Minister of Health Dr Aaron Motsoaledi during National Health Insurance white paper briefing at Tshedimosetso House in Pretoria. Picture: SIYABULELA DUDA
Minister of Health Dr Aaron Motsoaledi during National Health Insurance white paper briefing at Tshedimosetso House in Pretoria. Picture: SIYABULELA DUDA

As much as the country is currently focused on the crisis in Eskom, the nation seems to have lost sight of the looming National Health Insurance (NHI) fund, which will be twice the size of the failing power utility in financial terms.

The state of the nation address and recent launch of the presidential health summit report has only added to the uncertainty surrounding the NHI model and is still failing to address pragmatic issues surrounding the funding of the behemoth, such as what it will cost and how the state will render services within the NHI context.

President Cyril Ramaphosa said in the address that “by introducing the NHI, together with a multipronged quality improvement programme for public health facilities, we are working towards a massive change in the health-care experience of South Africans.”

At the presidential summit launch, health minister Aaron Motsoaledi expanded on that, saying this “war room” would bring together key departments to address the crisis in the public health system while preparing for the implementation of NHI. “We are guided by the insight that improving the health system and introducing NHI are two sides of the same coin and are mutually reinforcing.”

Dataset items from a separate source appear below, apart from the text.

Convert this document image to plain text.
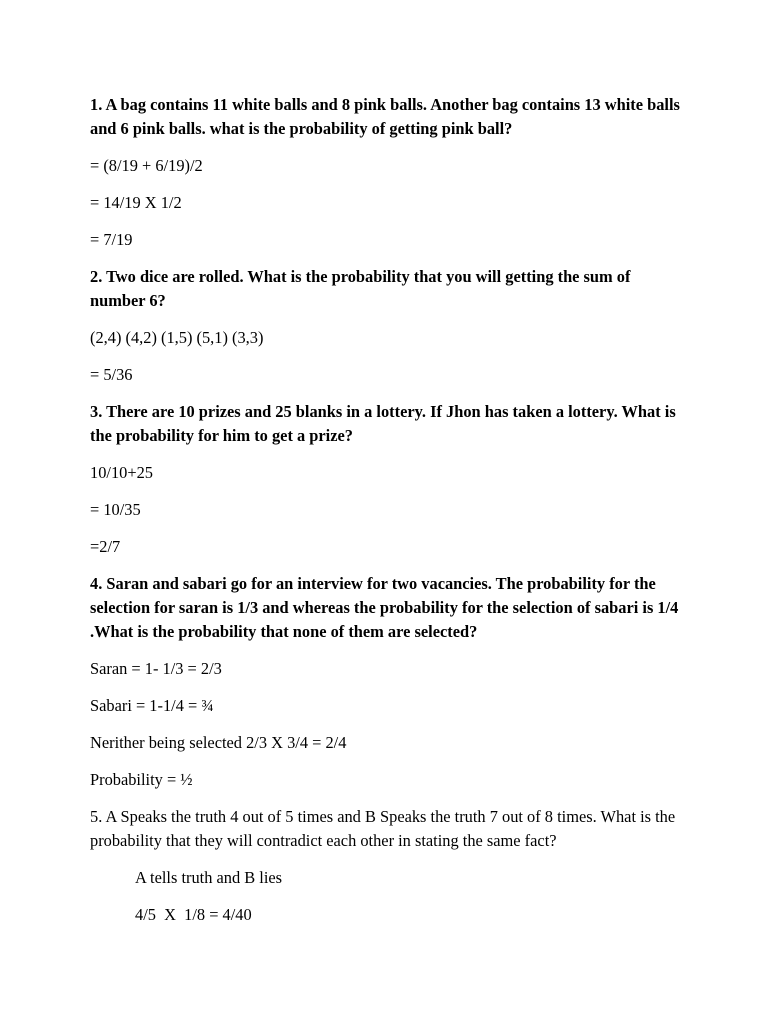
1. A bag contains 11 white balls and 8 pink balls. Another bag contains 13 white balls and 6 pink balls. what is the probability of getting pink ball?

= (8/19 + 6/19)/2

= 14/19 X 1/2

= 7/19

2. Two dice are rolled. What is the probability that you will getting the sum of number 6?

(2,4) (4,2) (1,5) (5,1) (3,3)

= 5/36

3. There are 10 prizes and 25 blanks in a lottery. If Jhon has taken a lottery. What is the probability for him to get a prize?

10/10+25

= 10/35

=2/7

4. Saran and sabari go for an interview for two vacancies. The probability for the selection for saran is 1/3 and whereas the probability for the selection of sabari is 1/4 .What is the probability that none of them are selected?

Saran = 1- 1/3 = 2/3

Sabari = 1-1/4 = ¾

Nerither being selected 2/3 X 3/4 = 2/4

Probability = ½

5. A Speaks the truth 4 out of 5 times and B Speaks the truth 7 out of 8 times. What is the probability that they will contradict each other in stating the same fact?

A tells truth and B lies

4/5  X  1/8 = 4/40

However, the draft NHI bill states quite clearly that the NHI fund will only contract with facilities accredited by the office of health standards compliance (OHSC). This creates ambiguity, as the last OHSC inspection results indicated that only six of 696 inspected public facilities passed quality inspections. This would leave 690 facilities unable to contract with the NHI fund or deliver services to SA citizens within an NHI environment.

These inspection results may or may not reflect the situation in the other 2,600 state facilities that were not inspected in 2017, but if similar quality prevails in these there would be 30 public clinics and hospitals qualifying to contract with the NHI fund and render NHI services.

It is therefore inconceivable that NHI can be implemented without a radical, comprehensive quality improvement programme in the public health sector preceding it. It makes little sense to indicate that these processes will run in parallel, as this would create a major shortage of state health services available to public health users.

These illogical comments reaffirm what industry experts have been suspecting for quite some time — that the current flurry of NHI-related rhetoric is all about political gain for the upcoming elections. Cosatu has also not given the proposed policy sufficient scrutiny, or there would have been as much opposition to NHI as there is to the current proposal to split Eskom into three. The only way to fix the public health system is to start introducing competent management at all levels. This would mean getting rid of entrenched union members.

Further to this, the NHI fund will be taking over a host of provincial health functions and allocated funding. All hospitals currently falling under provincial authority will either be reimbursed directly by the NHI fund or via the district contracting unit for primary health care. In the absence of service-related funding flows to provinces, one has to wonder how many administrative posts will be culled in the various provincial health departments as a result of this new funding arrangement.

There is also the question of job losses in provincial clinics and hospitals that do not qualify to contract with the NHI fund. The employees will no longer be employed by the province but by the individual health-care facility. The funding flow to such facilities will be wholly dependent on service delivery to the NHI. Failure to contract with the NHI based on quality criteria will leave no money available to pay salaries of employed professionals and administrative staff in such clinics.

The World Bank gave SA a score of 69% for universal health coverage (UHC) in 2016. This was based on the system in 2010, when there were still R20 co-payments for low-income earners at state facilities. This has subsequently fallen away, improving the UHC score and providing free access to state services.

The remaining unaddressed aspect was lack of quality. Improving the current public sector quality would probably rank SA higher on UHC than the 76% Estonia gets for their single-payer, state-run health system. It raises the big question of whether the government goal is to provide free access to quality health services for all, or simply to get rid of the two-tier system through NHI implementation, irrespective of the catastrophic employment consequences.

• Serfontein is a member of the Free Market Foundation healthcare policy unit.

Correction: February 21 2019

An earlier version of this article incorrectly referred to Serfontein as a medical doctor.